Wenn Betriebsärzte großer Unternehmen sich austauschen, berichten sie immer häufiger von Mitarbeitenden mit psychischen Beschwerden oder Störungen. Patienten in ambulanter oder stationärer Behandlung wegen psychischer oder psychosomatischer Störungen berichten ihrerseits über schwierige Arbeitssituationen in Unternehmen und Betrieben, sodass sie der Rückkehr an den Arbeitsplatz sorgenvoll entgegensehen.

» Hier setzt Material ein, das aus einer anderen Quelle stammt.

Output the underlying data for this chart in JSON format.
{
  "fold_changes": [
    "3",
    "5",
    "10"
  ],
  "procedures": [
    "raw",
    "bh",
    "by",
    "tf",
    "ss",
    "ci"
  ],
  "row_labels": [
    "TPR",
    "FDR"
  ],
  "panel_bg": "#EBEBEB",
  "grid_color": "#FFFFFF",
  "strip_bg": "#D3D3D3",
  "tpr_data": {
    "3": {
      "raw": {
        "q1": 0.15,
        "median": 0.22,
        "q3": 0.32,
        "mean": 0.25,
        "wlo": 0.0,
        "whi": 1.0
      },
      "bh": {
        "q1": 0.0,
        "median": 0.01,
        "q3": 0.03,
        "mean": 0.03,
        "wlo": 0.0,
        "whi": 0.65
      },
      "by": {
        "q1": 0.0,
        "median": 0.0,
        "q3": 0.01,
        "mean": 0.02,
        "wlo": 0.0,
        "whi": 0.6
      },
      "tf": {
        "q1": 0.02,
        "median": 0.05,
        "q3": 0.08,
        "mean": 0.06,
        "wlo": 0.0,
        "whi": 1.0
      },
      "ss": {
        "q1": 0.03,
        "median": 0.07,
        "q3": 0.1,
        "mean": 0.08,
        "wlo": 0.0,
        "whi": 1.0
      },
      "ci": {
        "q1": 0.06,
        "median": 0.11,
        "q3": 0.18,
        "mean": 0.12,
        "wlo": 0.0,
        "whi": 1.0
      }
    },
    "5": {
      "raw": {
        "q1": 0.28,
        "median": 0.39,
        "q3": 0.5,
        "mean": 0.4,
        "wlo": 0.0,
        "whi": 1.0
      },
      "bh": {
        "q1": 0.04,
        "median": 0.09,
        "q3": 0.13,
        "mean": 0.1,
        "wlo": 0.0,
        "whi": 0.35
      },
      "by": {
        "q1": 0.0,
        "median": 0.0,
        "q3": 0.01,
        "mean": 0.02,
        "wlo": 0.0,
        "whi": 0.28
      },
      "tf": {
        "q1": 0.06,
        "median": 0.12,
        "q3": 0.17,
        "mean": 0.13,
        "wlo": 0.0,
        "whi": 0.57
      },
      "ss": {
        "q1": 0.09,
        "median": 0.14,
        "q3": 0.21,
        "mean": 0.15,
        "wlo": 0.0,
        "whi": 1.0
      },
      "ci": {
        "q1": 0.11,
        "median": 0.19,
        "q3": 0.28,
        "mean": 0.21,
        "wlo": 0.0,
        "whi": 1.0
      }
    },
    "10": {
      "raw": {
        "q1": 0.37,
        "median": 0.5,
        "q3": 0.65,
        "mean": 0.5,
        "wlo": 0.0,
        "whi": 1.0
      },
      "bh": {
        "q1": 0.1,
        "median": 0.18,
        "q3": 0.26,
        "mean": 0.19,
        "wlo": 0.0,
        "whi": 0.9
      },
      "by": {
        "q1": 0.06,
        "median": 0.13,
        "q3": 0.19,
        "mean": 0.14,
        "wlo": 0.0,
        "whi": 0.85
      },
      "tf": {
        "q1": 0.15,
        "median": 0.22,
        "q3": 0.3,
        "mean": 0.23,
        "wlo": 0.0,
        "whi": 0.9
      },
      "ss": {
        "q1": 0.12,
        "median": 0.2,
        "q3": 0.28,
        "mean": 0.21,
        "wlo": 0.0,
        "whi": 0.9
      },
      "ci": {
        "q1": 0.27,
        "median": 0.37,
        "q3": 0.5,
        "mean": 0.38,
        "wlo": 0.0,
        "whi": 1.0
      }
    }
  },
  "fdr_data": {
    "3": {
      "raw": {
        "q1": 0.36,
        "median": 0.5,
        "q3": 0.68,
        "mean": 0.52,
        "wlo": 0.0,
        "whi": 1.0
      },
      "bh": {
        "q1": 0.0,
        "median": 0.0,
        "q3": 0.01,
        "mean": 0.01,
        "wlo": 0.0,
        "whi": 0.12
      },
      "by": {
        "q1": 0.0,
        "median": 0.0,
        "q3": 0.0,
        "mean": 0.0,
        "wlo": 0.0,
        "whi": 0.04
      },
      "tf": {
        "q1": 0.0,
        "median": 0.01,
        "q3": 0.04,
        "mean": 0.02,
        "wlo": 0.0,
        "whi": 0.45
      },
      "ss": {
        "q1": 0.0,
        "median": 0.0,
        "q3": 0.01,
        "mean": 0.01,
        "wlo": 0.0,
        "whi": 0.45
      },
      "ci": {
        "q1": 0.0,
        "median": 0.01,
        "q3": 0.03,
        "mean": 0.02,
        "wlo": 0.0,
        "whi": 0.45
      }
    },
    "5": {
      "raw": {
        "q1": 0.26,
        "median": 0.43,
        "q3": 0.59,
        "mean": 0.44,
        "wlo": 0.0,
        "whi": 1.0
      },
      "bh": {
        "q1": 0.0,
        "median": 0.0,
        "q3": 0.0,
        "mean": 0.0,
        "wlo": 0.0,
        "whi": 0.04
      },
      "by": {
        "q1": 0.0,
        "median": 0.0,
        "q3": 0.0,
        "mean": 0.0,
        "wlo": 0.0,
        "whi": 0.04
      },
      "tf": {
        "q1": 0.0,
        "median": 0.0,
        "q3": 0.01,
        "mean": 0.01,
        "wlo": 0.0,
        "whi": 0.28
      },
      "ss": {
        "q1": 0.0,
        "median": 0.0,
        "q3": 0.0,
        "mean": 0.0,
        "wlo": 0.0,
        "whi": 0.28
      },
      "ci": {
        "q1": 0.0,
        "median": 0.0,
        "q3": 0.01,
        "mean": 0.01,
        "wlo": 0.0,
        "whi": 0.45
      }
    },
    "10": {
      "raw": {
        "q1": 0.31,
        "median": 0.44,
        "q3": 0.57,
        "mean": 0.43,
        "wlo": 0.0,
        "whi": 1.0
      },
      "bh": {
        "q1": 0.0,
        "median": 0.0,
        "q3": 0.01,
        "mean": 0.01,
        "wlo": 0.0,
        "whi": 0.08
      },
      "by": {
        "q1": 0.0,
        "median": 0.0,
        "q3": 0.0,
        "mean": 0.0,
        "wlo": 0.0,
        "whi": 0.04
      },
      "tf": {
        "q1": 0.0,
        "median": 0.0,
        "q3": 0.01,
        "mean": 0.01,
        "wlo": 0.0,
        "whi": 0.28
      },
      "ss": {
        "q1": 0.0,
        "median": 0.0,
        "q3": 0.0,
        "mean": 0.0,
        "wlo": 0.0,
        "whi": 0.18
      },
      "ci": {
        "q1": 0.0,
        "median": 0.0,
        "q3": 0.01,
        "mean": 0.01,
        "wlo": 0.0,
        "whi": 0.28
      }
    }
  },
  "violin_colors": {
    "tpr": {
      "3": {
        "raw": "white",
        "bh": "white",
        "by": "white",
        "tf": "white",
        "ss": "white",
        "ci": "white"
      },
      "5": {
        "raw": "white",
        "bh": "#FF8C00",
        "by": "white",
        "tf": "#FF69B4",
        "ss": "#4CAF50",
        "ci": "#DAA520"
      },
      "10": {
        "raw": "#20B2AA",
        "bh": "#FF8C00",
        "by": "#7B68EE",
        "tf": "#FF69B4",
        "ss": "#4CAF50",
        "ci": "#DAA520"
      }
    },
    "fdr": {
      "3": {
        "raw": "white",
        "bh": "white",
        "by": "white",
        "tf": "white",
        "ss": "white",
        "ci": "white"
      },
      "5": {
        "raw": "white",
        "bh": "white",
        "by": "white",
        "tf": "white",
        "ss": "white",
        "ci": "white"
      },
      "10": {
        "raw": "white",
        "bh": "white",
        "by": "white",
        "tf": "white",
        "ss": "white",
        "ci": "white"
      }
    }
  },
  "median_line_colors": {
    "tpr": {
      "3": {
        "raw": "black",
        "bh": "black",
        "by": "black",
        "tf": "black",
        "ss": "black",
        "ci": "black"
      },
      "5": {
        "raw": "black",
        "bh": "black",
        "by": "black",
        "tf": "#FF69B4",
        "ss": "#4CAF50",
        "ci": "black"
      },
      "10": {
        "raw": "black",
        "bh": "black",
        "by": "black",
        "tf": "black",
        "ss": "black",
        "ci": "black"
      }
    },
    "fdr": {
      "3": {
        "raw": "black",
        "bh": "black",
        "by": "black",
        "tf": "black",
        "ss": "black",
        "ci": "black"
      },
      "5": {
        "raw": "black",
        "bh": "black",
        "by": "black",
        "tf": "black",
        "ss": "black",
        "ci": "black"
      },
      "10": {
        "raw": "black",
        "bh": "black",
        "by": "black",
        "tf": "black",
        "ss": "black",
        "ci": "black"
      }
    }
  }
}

Daher findet zunehmend ein Austausch und eine Kooperation zwischen Fachärzten von Fachkliniken und Unternehmen und deren Betriebsärzten statt, z. B. als „Sprechstunde zur psychischen Gesundheit im Betrieb“ (s. „info“, Punkt 3). Die Beratung findet im Sinne einer ganzheitlichen Sichtweise des Menschen statt, z. B. nach dem sogenannten biopsychosozialen Modell.